Bobot beberapa wasilah (perantara) tindakan yang bertentangan dengan syari’ah itu berbeda-beda sebab perbedaaan kehinaan tujuan dan bahayanya. Maka perantara tujuan yang paling hina merupakan perantara paling hina dari pada perantara-perantara lainnya. Oleh sebab itu, perantara ketidaktahuan tentang dzat dan sifat Allah lebih hina dari pada perantara ketidaktahuan tentang hukum-hukumNya. Perantara pembunuhan lebih hina dari pada perantara perzinaan. Perantara perzinaan lebih hina dari pada perantara makan dengan jalan yang tidak benar. Menolong pembunuhan dengan mencegah makan dan minum lebih jahat dari pada menunjukkan pembunuhan … Dan semakin kuat suatu perantara dalam mengantarkan pada suatu bahaya, maka dosanya lebih besar dari pada dosa pengantar bahaya yang lebih rendah darinya.  

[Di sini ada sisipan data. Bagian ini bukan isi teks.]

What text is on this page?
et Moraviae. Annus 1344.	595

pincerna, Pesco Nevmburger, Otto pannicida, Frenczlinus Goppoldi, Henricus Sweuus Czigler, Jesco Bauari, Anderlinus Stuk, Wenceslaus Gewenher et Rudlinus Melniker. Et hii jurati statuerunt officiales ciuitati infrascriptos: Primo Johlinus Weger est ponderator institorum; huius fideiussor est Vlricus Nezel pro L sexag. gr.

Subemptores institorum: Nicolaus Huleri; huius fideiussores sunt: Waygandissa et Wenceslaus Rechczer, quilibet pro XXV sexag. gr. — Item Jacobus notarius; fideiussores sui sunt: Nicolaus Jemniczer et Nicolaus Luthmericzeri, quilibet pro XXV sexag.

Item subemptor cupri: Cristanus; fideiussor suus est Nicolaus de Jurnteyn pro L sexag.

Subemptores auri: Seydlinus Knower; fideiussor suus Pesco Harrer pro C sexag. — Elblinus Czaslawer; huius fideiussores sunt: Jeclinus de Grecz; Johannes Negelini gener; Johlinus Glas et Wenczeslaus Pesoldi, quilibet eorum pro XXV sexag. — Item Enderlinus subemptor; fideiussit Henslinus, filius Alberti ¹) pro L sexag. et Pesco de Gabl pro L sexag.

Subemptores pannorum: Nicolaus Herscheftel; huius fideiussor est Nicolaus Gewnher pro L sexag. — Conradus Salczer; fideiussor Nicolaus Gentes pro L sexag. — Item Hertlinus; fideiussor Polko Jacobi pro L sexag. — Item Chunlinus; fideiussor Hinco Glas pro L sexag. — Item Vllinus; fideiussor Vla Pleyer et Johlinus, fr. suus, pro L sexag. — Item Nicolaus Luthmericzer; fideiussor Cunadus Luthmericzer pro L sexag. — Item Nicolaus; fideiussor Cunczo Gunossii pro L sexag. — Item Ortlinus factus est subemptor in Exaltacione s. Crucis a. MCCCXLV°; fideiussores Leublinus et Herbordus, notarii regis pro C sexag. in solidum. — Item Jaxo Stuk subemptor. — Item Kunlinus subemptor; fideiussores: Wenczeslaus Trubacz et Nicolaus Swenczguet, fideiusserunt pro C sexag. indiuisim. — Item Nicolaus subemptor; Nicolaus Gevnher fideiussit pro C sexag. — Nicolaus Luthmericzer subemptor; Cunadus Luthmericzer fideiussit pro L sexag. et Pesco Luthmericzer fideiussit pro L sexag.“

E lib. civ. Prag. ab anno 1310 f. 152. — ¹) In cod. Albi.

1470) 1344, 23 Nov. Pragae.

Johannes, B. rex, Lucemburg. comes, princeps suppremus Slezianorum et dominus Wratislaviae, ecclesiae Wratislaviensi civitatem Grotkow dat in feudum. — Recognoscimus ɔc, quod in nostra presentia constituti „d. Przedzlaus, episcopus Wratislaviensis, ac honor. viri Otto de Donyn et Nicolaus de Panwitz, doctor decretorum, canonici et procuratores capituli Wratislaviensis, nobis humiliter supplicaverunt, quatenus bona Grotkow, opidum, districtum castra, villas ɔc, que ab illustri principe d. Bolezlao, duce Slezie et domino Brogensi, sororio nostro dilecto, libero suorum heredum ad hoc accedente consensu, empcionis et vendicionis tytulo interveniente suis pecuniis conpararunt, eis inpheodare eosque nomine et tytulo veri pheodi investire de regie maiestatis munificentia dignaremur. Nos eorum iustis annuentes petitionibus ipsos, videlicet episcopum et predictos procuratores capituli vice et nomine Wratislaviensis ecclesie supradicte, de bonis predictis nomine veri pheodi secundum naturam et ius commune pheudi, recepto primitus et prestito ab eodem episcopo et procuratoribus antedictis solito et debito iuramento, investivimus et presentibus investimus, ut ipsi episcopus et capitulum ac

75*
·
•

3. Al-Tasyri’ al-Jina’i al-Islami [3]

وَالتَّغْيِيْرُ لاَ يَكُوْنُ إِلاَّ فِي الْمَعَاصِي الَّتِيْ تَقْبَلُ بِطَبِيْعَتِهَا التَّفْسِيْرَ الْمَادِّى. أَمَّا مَعَاصِي اللِّسَانِ وَالْقَلْبِ فَلَيْسَ فِي اْلإِسْتِطَاعَةِ تَغْيِيْرُهَا مَادِّيًا، وَكَذَلِكَ كُلُّ مَعْصِيَّةٍ تَقْتَصِرُ عَلَى نَفْسِ العَاصِي وَجَوَارِحِهِ الْبَاطِنَةِ

Dan usaha mengubah kemaksiatan hanya bisa dilakukan pada maksiat yang secara alamiah bisa ditafsirkan secara fisik. Adapun perbuatan maksiat lisan dan hati maka secara fisik tidak mampu diubah. Begitu pula setiap maksiat yang hanya ada di diri dan batin dan hati pelaku maksiat.  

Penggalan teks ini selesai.